En Abel, en cambio, me he encontrado con un Baricco que conserva esa cadencia particular, pero que la lleva a un terreno más áspero, más violento y a la vez más filosófico. El protagonista, Abel Crow, se mueve en un universo que evoca el western: duelos, paisajes desérticos, figuras solitarias. Sin embargo, lo que realmente cuenta no es la acción sino los fragmentos de su vida, presentados en capítulos breves y no lineales. Baricco construye la novela como si fuera un mosaico roto: cada pieza brilla por sí misma, y el lector debe recomponer el conjunto.

Lo interesante es cómo la técnica narrativa se convierte en el verdadero corazón del libro. En Seda, el artificio era la transparencia: la narración fluía como un hilo de seda, invisible, ligera, dejando que el vacío entre palabras lo completara el lector. En Abel, por el contrario, el artificio es la discontinuidad: saltos en el tiempo, perspectivas que se abren y se cierran, huecos que parecen imposibles de llenar. El efecto, sin embargo, es parecido: uno termina la novela con más preguntas que respuestas, con la sensación de que lo esencial está en lo que no se dice.

Si Seda se construía sobre la sugerencia erótica y la tensión del viaje, Abel se edifica sobre la reflexión metafísica y la frontera —no solo la geográfica, sino la que divide el destino de la libertad, el bien del mal, el recuerdo de la pérdida. Baricco parece decirnos que la vida, como la novela, no es una línea recta sino una sucesión de fragmentos que intentamos unir como podemos.

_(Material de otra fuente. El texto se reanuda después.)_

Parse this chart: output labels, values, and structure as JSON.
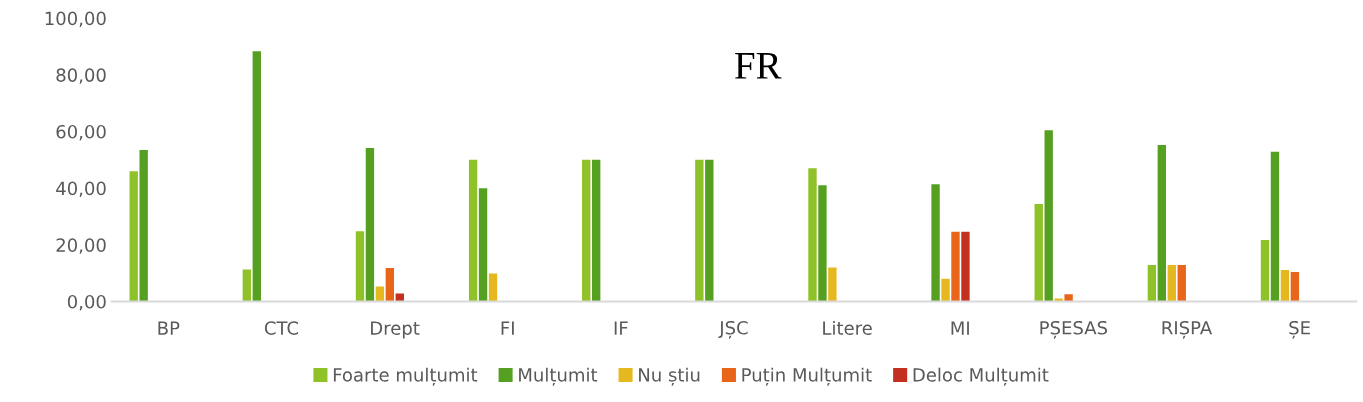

En lo personal, me ha resultado una lectura absorbente y exigente. Al principio cuesta entrar en el juego de saltos temporales, pero una vez aceptada la lógica fragmentaria, el libro cobra una fuerza casi hipnótica. Baricco demuestra que se puede tomar un género popular como el western y transformarlo en una meditación sobre el tiempo, la memoria y el sentido de existir.

No sé si Abel me ha emocionado con la misma intensidad que Seda, que guardo como una lectura inolvidable, pero sí me ha fascinado su forma de reinventarse. Donde Seda era pura delicadeza, Abel es aridez y violencia contenida; donde una era un susurro, la otra es un disparo en mitad del silencio. Ambas, sin embargo, confirman que Baricco no escribe historias, sino experiencias.